If the matrix $$A = \begin{bmatrix} 1 & 0 & 0 \\ 0 & 2 & 0 \\ 3 & 0 & -1 \end{bmatrix}$$ satisfies the equation $$A^{20} + \alpha A^{19} + \beta A = \begin{bmatrix} 1 & 0 & 0 \\ 0 & 4 & 0 \\ 0 & 0 & 1 \end{bmatrix}$$ for some real numbers $$\alpha$$ and $$\beta$$, then $$\beta - \alpha$$ is equal to ______.

We find the eigenvalues of $$A = \begin{bmatrix} 1 & 0 & 0 \\ 0 & 2 & 0 \\ 3 & 0 & -1 \end{bmatrix}$$. The characteristic polynomial is $$\det(A - \lambda I) = (2 - \lambda)[(1 - \lambda)(-1 - \lambda)] = -(2 - \lambda)(\lambda^2 - 1)$$, giving eigenvalues $$\lambda_1 = 1$$, $$\lambda_2 = 2$$, and $$\lambda_3 = -1$$.

Since all three eigenvalues are distinct, $$A$$ is diagonalizable, and for any polynomial $$f$$, the eigenvalues of $$f(A)$$ are $$f(\lambda_1)$$, $$f(\lambda_2)$$, and $$f(\lambda_3)$$.

Let $$f(\lambda) = \lambda^{20} + \alpha \lambda^{19} + \beta \lambda$$. The right-hand side matrix has eigenvalues $$1, 4, 1$$. We match each eigenvalue of $$f(A)$$ to the corresponding eigenvalue of the RHS.

From $$f(1) = 1$$: we get $$1 + \alpha + \beta = 1$$, so $$\alpha + \beta = 0$$, meaning $$\beta = -\alpha$$.

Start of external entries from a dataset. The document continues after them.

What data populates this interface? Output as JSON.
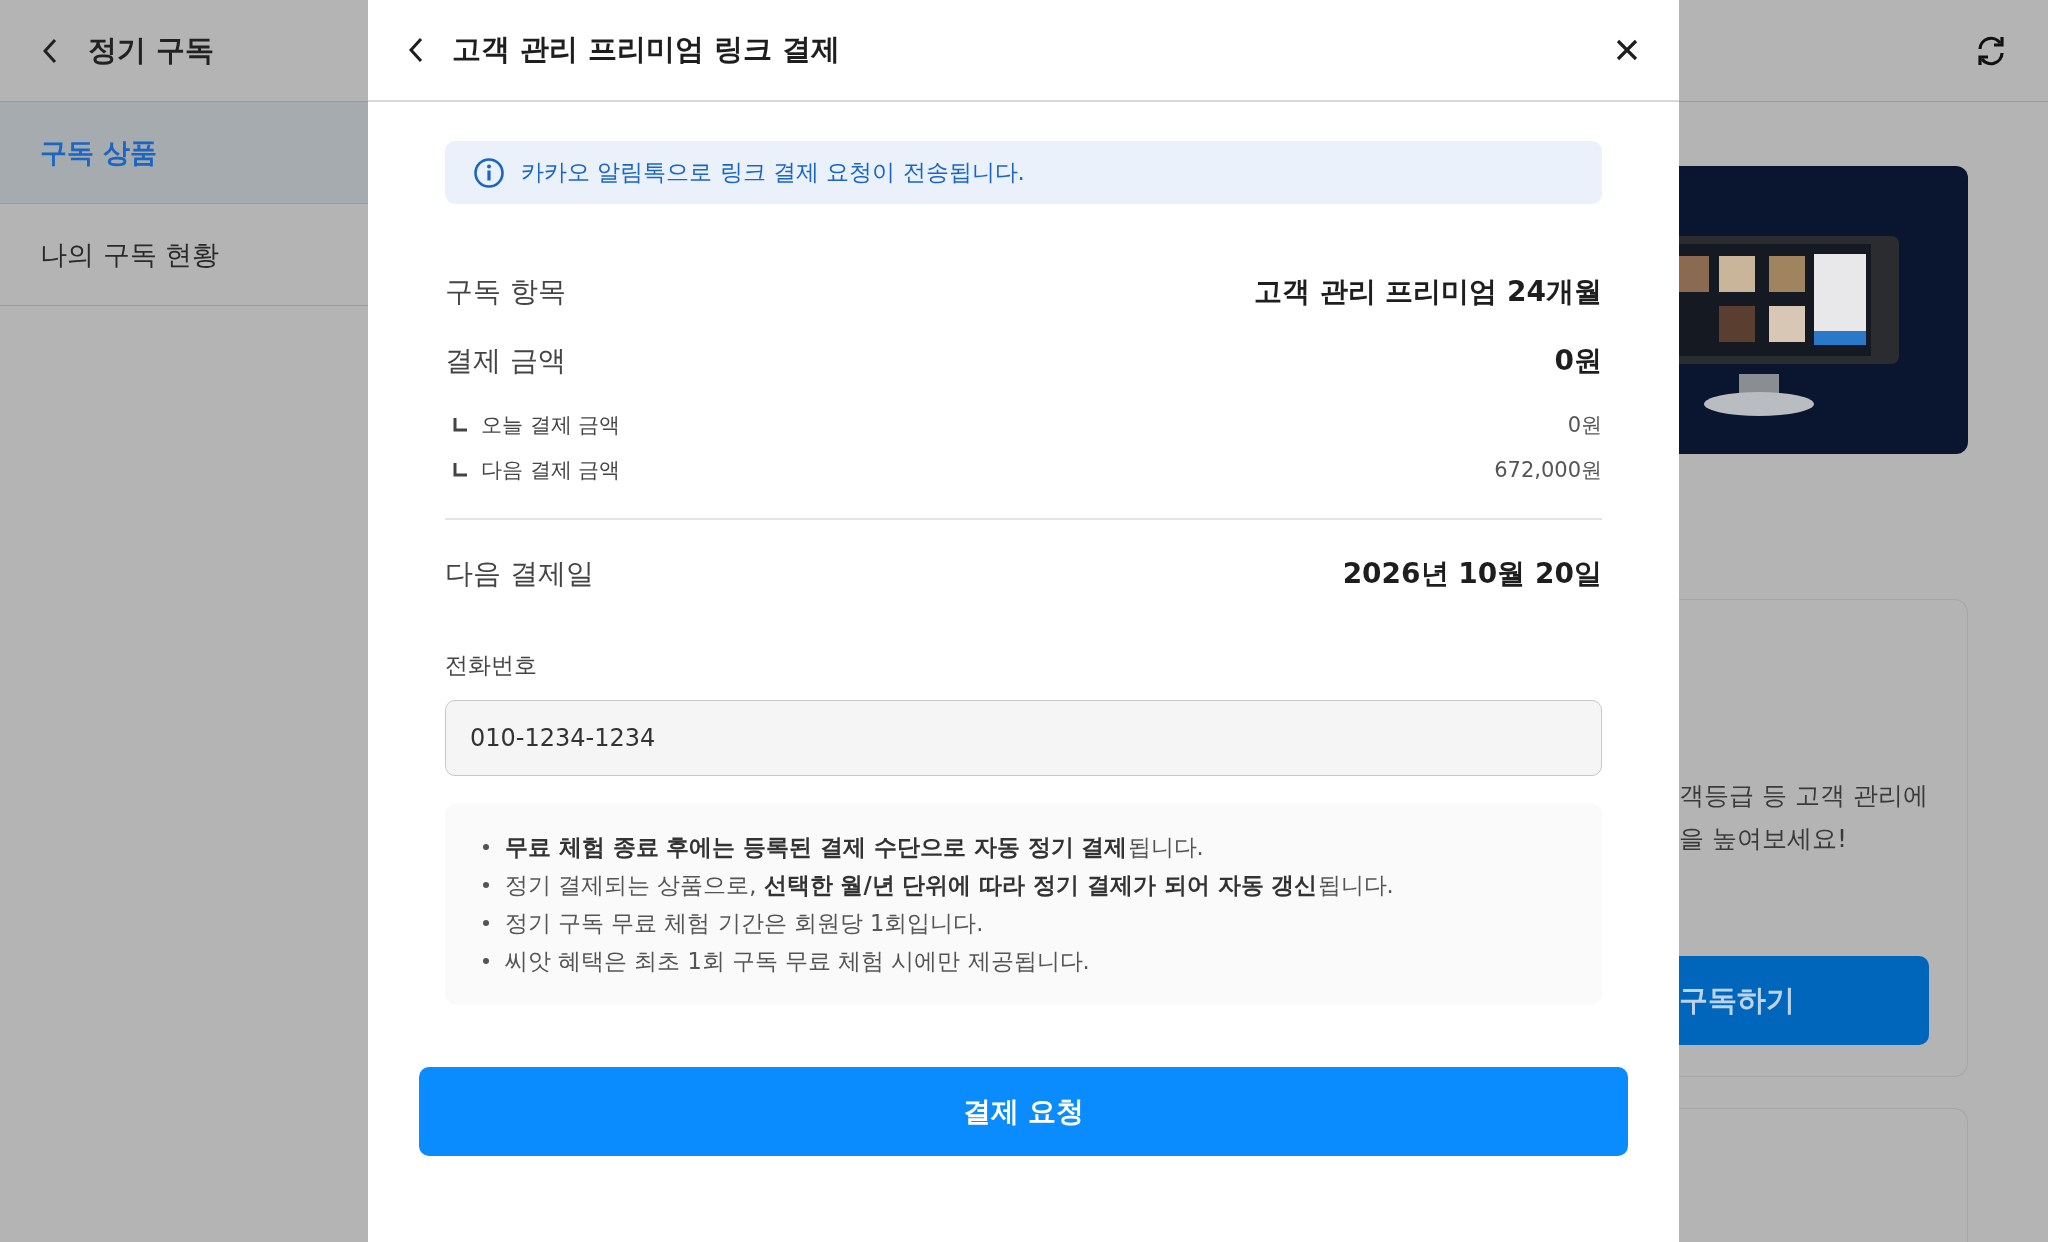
{
  "sidebar": {
    "title": "정기 구독",
    "items": [
      {
        "label": "구독 상품",
        "selected": true
      },
      {
        "label": "나의 구독 현황",
        "selected": false
      }
    ]
  },
  "modal": {
    "title": "고객 관리 프리미엄 링크 결제",
    "info": "카카오 알림톡으로 링크 결제 요청이 전송됩니다.",
    "summary": [
      {
        "label": "구독 항목",
        "value": "고객 관리 프리미엄 24개월"
      },
      {
        "label": "결제 금액",
        "value": "0원",
        "breakdown": [
          {
            "label": "오늘 결제 금액",
            "value": "0원"
          },
          {
            "label": "다음 결제 금액",
            "value": "672,000원"
          }
        ]
      }
    ],
    "next_payment": {
      "label": "다음 결제일",
      "value": "2026년 10월 20일"
    },
    "phone": {
      "label": "전화번호",
      "value": "010-1234-1234"
    },
    "notes": [
      "**무료 체험 종료 후에는 등록된 결제 수단으로 자동 정기 결제**됩니다.",
      "정기 결제되는 상품으로, **선택한 월/년 단위에 따라 정기 결제가 되어 자동 갱신**됩니다.",
      "정기 구독 무료 체험 기간은 회원당 1회입니다.",
      "씨앗 혜택은 최초 1회 구독 무료 체험 시에만 제공됩니다."
    ],
    "submit": "결제 요청"
  },
  "background": {
    "card_text": [
      "객등급 등 고객 관리에",
      "을 높여보세요!"
    ],
    "button": "구독하기"
  }
}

From $$f(-1) = 1$$: we get $$1 - \alpha - \beta = 1$$, which gives $$\alpha + \beta = 0$$. This is consistent with the equation above.

From $$f(2) = 4$$: we get $$2^{20} + \alpha \cdot 2^{19} + 2\beta = 4$$. Substituting $$\beta = -\alpha$$ gives $$2^{20} + 2^{19}\alpha - 2\alpha = 4$$, so $$\alpha(2^{19} - 2) = 4 - 2^{20}$$.

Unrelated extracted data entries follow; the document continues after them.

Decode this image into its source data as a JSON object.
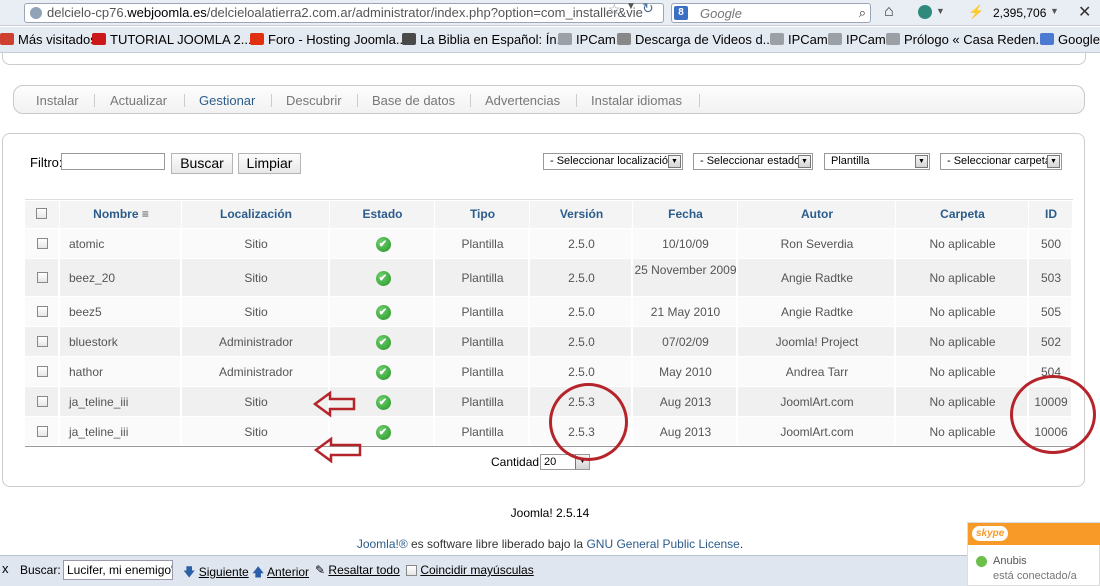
{
  "browser": {
    "url_prefix": "delcielo-cp76.",
    "url_host": "webjoomla.es",
    "url_path": "/delcieloalatierra2.com.ar/administrator/index.php?option=com_installer&vie",
    "search_placeholder": "Google",
    "search_engine_letter": "8",
    "rank_count": "2,395,706",
    "icons": [
      "globe-icon",
      "star-icon",
      "refresh-icon",
      "search-icon",
      "home-icon",
      "addon-icon",
      "close-icon"
    ]
  },
  "bookmarks": [
    {
      "label": "Más visitados",
      "color": "#d04030"
    },
    {
      "label": "TUTORIAL JOOMLA 2....",
      "color": "#cc1818"
    },
    {
      "label": "Foro - Hosting Joomla...",
      "color": "#e03010"
    },
    {
      "label": "La Biblia en Español: Ín...",
      "color": "#4a4a4a"
    },
    {
      "label": "IPCam",
      "color": "#9aa0a6"
    },
    {
      "label": "Descarga de Videos d...",
      "color": "#888888"
    },
    {
      "label": "IPCam",
      "color": "#9aa0a6"
    },
    {
      "label": "IPCam",
      "color": "#9aa0a6"
    },
    {
      "label": "Prólogo « Casa Reden...",
      "color": "#9aa0a6"
    },
    {
      "label": "Google",
      "color": "#4a7bd0"
    }
  ],
  "submenu": {
    "tabs": [
      "Instalar",
      "Actualizar",
      "Gestionar",
      "Descubrir",
      "Base de datos",
      "Advertencias",
      "Instalar idiomas"
    ],
    "active": "Gestionar"
  },
  "filters": {
    "label": "Filtro:",
    "input_value": "",
    "search_button": "Buscar",
    "clear_button": "Limpiar",
    "location_select": "- Seleccionar localización -",
    "state_select": "- Seleccionar estado -",
    "type_select": "Plantilla",
    "folder_select": "- Seleccionar carpeta -"
  },
  "table": {
    "columns": [
      "Nombre",
      "Localización",
      "Estado",
      "Tipo",
      "Versión",
      "Fecha",
      "Autor",
      "Carpeta",
      "ID"
    ],
    "rows": [
      {
        "name": "atomic",
        "location": "Sitio",
        "status": "enabled",
        "type": "Plantilla",
        "version": "2.5.0",
        "date": "10/10/09",
        "author": "Ron Severdia",
        "folder": "No aplicable",
        "id": "500"
      },
      {
        "name": "beez_20",
        "location": "Sitio",
        "status": "enabled",
        "type": "Plantilla",
        "version": "2.5.0",
        "date": "25 November 2009",
        "author": "Angie Radtke",
        "folder": "No aplicable",
        "id": "503"
      },
      {
        "name": "beez5",
        "location": "Sitio",
        "status": "enabled",
        "type": "Plantilla",
        "version": "2.5.0",
        "date": "21 May 2010",
        "author": "Angie Radtke",
        "folder": "No aplicable",
        "id": "505"
      },
      {
        "name": "bluestork",
        "location": "Administrador",
        "status": "enabled",
        "type": "Plantilla",
        "version": "2.5.0",
        "date": "07/02/09",
        "author": "Joomla! Project",
        "folder": "No aplicable",
        "id": "502"
      },
      {
        "name": "hathor",
        "location": "Administrador",
        "status": "enabled",
        "type": "Plantilla",
        "version": "2.5.0",
        "date": "May 2010",
        "author": "Andrea Tarr",
        "folder": "No aplicable",
        "id": "504"
      },
      {
        "name": "ja_teline_iii",
        "location": "Sitio",
        "status": "enabled",
        "type": "Plantilla",
        "version": "2.5.3",
        "date": "Aug 2013",
        "author": "JoomlArt.com",
        "folder": "No aplicable",
        "id": "10009"
      },
      {
        "name": "ja_teline_iii",
        "location": "Sitio",
        "status": "enabled",
        "type": "Plantilla",
        "version": "2.5.3",
        "date": "Aug 2013",
        "author": "JoomlArt.com",
        "folder": "No aplicable",
        "id": "10006"
      }
    ],
    "status_glyph": "✔"
  },
  "pagination": {
    "label": "Cantidad",
    "value": "20"
  },
  "footer": {
    "version": "Joomla! 2.5.14",
    "license_link": "Joomla!®",
    "license_text": " es software libre liberado bajo la ",
    "license_gpl": "GNU General Public License",
    "license_end": "."
  },
  "skype": {
    "logo": "skype",
    "user": "Anubis",
    "status": "está conectado/a"
  },
  "findbar": {
    "close": "x",
    "label": "Buscar:",
    "query": "Lucifer, mi enemigo\".",
    "next": "Siguiente",
    "prev": "Anterior",
    "highlight": "Resaltar todo",
    "match_case": "Coincidir mayúsculas"
  },
  "colors": {
    "annotation": "#b5242a",
    "link": "#2c5c8b",
    "status_ok": "#259325"
  }
}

Factoring the right side: $$4 - 2^{20} = -4(2^{18} - 1)$$, and the left coefficient: $$2^{19} - 2 = 2(2^{18} - 1)$$. Dividing gives $$\alpha = \frac{-4(2^{18} - 1)}{2(2^{18} - 1)} = -2$$.

Therefore $$\beta = -\alpha = 2$$. We verify: $$f(2) = 2^{20} - 2 \cdot 2^{19} + 2 \cdot 2 = 2^{20} - 2^{20} + 4 = 4$$, which confirms the result.

The answer is $$\beta - \alpha = 2 - (-2) = 4$$.